Teachers should avoid presenting technology as purely positive; instead, guide students to critique every phase of the lifecycle with data. Research shows that when students collect their own evidence, misconceptions about innovation and recycling fade faster. Use real-world examples (e.g., cobalt mines in Congo, server farms in Iceland) to ground abstract impacts in tangible places.

Successful learning shows when students can explain how a smartphone’s mining, energy use, and disposal each contribute to environmental harm.

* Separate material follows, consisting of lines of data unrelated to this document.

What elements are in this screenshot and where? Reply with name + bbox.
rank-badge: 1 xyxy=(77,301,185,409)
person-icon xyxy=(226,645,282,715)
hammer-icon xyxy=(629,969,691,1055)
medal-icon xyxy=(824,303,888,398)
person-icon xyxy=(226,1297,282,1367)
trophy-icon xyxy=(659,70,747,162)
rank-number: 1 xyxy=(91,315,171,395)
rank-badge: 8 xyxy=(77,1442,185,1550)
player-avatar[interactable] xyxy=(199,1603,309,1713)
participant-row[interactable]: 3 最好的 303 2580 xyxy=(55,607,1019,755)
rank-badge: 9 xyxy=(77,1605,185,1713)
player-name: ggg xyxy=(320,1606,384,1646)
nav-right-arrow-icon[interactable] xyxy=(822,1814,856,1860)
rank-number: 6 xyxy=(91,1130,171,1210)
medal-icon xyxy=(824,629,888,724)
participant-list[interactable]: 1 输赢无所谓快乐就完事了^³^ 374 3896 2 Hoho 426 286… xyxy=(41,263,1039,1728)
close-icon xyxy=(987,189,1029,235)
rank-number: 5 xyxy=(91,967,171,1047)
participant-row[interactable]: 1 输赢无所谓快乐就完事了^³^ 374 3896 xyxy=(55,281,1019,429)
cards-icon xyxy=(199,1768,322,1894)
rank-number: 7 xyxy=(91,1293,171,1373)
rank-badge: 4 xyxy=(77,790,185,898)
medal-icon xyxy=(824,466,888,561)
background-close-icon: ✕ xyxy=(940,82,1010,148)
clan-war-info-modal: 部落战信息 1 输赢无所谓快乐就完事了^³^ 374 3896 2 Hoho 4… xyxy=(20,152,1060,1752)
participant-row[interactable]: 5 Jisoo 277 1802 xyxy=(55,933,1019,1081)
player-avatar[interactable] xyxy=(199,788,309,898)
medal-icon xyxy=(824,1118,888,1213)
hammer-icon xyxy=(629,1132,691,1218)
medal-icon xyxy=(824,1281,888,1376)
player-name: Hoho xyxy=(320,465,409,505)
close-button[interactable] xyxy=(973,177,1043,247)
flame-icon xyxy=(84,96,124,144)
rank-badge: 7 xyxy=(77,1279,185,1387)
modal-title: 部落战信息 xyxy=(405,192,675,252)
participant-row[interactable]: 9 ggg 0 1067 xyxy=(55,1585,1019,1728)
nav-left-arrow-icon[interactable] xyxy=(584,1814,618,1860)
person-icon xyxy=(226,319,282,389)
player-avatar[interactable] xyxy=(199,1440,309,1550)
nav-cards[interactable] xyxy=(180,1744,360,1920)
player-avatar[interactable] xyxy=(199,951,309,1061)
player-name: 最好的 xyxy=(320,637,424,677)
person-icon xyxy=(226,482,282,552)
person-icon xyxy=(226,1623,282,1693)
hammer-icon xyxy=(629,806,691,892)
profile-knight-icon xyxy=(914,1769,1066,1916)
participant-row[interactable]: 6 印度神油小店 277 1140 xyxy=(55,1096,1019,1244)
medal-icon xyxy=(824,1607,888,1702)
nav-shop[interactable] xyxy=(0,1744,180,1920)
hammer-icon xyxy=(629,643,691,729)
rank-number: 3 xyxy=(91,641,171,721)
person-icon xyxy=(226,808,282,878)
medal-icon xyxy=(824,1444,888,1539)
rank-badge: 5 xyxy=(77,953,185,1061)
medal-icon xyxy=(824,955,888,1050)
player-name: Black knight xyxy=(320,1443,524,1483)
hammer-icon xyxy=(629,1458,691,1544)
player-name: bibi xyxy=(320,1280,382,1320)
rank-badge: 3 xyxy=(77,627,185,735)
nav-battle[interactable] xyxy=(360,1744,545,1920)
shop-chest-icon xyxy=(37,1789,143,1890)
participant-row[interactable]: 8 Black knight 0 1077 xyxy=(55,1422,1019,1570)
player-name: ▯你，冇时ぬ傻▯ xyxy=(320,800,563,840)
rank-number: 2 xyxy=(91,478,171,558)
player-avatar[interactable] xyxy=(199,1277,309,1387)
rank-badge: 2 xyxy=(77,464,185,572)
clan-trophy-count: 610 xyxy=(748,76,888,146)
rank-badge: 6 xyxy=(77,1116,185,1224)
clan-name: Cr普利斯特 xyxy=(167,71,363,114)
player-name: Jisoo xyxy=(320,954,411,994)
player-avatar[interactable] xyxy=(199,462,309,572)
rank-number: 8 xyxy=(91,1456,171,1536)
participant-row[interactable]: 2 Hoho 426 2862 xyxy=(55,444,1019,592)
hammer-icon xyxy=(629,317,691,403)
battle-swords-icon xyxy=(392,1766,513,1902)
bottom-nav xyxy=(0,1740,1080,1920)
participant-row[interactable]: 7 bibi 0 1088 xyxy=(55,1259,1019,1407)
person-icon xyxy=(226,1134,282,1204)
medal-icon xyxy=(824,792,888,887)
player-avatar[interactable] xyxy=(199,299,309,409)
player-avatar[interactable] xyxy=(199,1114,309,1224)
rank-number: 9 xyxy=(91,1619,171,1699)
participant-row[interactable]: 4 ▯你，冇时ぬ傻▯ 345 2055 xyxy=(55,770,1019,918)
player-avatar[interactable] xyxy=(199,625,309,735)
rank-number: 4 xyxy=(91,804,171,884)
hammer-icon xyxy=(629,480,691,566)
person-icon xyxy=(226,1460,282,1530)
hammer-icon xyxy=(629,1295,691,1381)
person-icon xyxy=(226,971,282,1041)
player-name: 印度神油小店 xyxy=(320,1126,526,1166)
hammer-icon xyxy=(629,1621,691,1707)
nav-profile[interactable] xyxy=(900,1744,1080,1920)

They should also identify shared responsibility across designers, users, and recyclers.


Watch Out for These Misconceptions

  • During Tech Lifecycle Stations, some students may assume smartphones are ‘clean’ because they are digital.

    During Tech Lifecycle Stations, use the mining station’s soil and water samples to show how rare earth extraction disrupts ecosystems, then ask students to map these impacts onto a lifecycle diagram.

  • During Device Footprint Challenge, students might believe all devices have similar environmental costs.

    During Device Footprint Challenge, provide spec sheets and energy meters so pairs calculate watts used by different devices, then compare totals to challenge initial assumptions.

  • During E-Waste Debate Prep, students often think recycling bins solve the problem.

    During E-Waste Debate Prep, show images of landfills in Ghana and incinerators in India to redirect the idea that recycling alone prevents harm, then assign roles to debate actual responsibility chains.